A inquietação, o questionamento e a vontade de mudar o estabelecido são as energias motrizes bem pautadas na peça e que articulam todo o texto. Os atores se alternam no texto e interagem com o público, criando uma esfera bem favorável, muito em função do viés do humor, de reflexões por parte das pessoas em torno das questões levantadas.
Como e quanto somos machistas, homofóbicos, individualistas, submissos aos ditames de algo ou alguém intocável? Todas essas questões perpassam pela peça, fazendo com que os expectadores reflitam em torno de sua postura diante de tais circunstancias. A dimensão espacial e o jogo de luzes que proporcionava uma profundidade do palco, dando uma nítida impressão que estávamos nós falando com nossa própria consciência, mas que a muito não o fazemos. Do figurino a atitude dos atores, chocar o que é tido como natural é a força motriz para fazer o indivíduo sair da sua pobre comodidade comprada ao preço de sua própria existência.

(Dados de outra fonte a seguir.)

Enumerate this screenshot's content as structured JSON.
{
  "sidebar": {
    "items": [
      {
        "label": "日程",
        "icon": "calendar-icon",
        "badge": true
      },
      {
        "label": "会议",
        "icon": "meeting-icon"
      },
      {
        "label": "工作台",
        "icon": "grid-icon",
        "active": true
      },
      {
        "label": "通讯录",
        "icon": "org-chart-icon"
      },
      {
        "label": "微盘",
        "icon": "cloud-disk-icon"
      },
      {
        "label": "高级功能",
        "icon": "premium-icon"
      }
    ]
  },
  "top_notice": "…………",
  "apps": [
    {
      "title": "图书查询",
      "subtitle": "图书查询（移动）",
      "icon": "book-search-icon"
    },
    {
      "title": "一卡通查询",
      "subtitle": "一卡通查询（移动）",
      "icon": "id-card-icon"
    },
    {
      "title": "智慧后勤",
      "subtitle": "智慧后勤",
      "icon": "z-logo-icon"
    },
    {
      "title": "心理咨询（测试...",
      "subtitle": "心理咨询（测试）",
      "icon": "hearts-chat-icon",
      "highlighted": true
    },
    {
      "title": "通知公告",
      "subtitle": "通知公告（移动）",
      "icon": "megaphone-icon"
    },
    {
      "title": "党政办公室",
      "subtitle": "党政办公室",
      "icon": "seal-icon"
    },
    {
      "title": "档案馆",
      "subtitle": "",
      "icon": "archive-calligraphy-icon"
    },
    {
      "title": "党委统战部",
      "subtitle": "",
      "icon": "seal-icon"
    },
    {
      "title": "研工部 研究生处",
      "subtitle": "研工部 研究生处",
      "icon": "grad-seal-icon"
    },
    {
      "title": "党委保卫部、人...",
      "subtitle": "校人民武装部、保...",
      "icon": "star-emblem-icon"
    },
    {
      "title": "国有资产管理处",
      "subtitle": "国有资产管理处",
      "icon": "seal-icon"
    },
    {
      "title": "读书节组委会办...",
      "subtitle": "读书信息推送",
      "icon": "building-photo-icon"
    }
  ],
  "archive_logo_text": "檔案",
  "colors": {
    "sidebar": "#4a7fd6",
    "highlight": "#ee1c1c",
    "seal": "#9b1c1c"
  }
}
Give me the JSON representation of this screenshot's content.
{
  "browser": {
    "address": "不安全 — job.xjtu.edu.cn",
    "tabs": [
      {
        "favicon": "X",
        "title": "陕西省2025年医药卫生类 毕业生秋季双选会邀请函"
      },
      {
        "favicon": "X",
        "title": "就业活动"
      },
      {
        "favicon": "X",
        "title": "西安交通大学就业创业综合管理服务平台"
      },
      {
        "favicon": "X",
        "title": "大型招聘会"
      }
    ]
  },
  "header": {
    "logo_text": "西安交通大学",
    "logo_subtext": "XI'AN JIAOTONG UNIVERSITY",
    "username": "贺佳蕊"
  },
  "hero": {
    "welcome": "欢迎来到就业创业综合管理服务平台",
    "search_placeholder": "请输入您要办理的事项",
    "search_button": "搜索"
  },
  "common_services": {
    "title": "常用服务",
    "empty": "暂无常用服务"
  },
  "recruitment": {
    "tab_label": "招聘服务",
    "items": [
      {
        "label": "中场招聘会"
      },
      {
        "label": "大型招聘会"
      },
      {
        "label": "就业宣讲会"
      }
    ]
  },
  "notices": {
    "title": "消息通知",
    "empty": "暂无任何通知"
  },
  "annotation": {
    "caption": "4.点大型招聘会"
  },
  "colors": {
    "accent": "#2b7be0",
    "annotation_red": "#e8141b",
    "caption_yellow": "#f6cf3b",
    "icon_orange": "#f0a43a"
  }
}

De todo modo o que nos mais chama a atenção é o fato de que a mudança da sociedade não está somente vinculada ao fator econômico, e que certamente o conhecimento de si mesmo e das suas potencialidades e possibilidades é sem dúvida nenhuma uma força motriz para a contestação da realidade e a ação direta para sua superação.
Espero que essa peça possa se espalhar por todo país, levando a mais e mais pessoas essas reflexões que contribuam para sua auto-libertação e conseqüente emancipação.